I'm not going to pay for every streaming service, but these two have so much great content for such a reasonable price it's impossible to say no.
But anyway, I only have one screen, so it's still the case that Netflix charges considerably more just to receive UHD content. As price discrimination goes, that's a pretty scummy way to do it. They've shot and produced this content in UHD, yet they give a much lower quality version to their base customers. I know they have every right to do that, and it might make business sense for them (since people with UHD TVs probably have more disposable income), but it has always felt scummy to me.
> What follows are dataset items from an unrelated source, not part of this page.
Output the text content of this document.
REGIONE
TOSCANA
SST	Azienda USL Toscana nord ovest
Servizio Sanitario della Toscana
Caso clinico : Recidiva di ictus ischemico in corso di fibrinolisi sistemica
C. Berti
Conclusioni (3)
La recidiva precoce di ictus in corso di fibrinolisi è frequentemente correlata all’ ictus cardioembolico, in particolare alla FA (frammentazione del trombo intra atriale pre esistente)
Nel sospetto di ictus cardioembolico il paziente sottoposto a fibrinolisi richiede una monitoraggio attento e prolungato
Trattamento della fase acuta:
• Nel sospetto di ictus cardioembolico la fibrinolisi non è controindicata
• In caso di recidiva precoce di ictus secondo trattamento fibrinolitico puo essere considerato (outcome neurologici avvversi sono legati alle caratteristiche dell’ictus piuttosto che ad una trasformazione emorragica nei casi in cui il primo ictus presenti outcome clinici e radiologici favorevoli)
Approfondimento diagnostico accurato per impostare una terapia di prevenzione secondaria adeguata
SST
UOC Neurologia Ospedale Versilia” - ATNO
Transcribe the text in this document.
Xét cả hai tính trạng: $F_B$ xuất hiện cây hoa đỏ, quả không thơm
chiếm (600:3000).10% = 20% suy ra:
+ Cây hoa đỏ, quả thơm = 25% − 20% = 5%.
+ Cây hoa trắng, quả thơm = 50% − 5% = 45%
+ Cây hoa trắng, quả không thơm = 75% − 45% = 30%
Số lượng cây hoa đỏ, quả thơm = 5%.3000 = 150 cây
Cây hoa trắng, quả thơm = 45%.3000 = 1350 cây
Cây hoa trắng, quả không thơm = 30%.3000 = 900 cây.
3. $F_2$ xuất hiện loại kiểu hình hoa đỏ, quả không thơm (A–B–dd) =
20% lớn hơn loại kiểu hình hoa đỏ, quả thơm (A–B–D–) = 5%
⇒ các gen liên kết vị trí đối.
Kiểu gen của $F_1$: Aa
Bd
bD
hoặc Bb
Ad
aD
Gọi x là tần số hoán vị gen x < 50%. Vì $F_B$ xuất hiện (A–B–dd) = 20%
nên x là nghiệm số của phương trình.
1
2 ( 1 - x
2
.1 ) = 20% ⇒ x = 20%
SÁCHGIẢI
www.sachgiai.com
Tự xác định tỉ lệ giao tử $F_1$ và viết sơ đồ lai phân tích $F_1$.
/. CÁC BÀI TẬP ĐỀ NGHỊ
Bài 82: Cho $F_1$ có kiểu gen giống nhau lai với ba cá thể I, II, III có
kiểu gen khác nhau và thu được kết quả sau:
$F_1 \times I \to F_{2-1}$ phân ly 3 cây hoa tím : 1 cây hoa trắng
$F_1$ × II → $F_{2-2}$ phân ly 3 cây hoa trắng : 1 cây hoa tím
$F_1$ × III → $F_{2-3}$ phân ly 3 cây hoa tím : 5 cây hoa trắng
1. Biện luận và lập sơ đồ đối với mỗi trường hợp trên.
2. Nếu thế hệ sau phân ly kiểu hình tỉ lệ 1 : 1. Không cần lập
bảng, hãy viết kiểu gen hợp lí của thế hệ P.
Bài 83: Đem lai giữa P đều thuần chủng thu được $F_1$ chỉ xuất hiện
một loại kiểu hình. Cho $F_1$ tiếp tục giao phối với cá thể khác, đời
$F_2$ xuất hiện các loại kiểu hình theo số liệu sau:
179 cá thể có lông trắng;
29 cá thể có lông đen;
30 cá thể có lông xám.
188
Netflix's biggest problem is that they've spent a decade educating customers to expect their service at below cost with an unrealistically low price point funded by debt.
They need to hope the sentiment above isn't too common.
It's possible Disney will get the kinks sorted out and start rolling a good-enough CDN on their own, making the benefit in acquiring Netflix minimal. It'd also make it much cheaper to acquire if they could wait a few quarters for the damage to start showing up on Netflix's balance sheet. But the longer they wait, the longer they deprive themselves of Netflix's best-in-class content delivery network, which already has near-universal penetration.
It's ultimately a question of whether Disney sees a bigger risk in the expenditures necessary to buy up Netflix or the chance that technical issues will continue to haunt the Disney+ ramp-up, leading to a loss in consumer confidence and subsequent retreat back to third-party streaming platforms.
One thing is certain: Disney+ is an existential threat to Netflix, and Netflix's only hope is that the implementation will continue to flop hard enough that consumers lose the appetite for it immediately.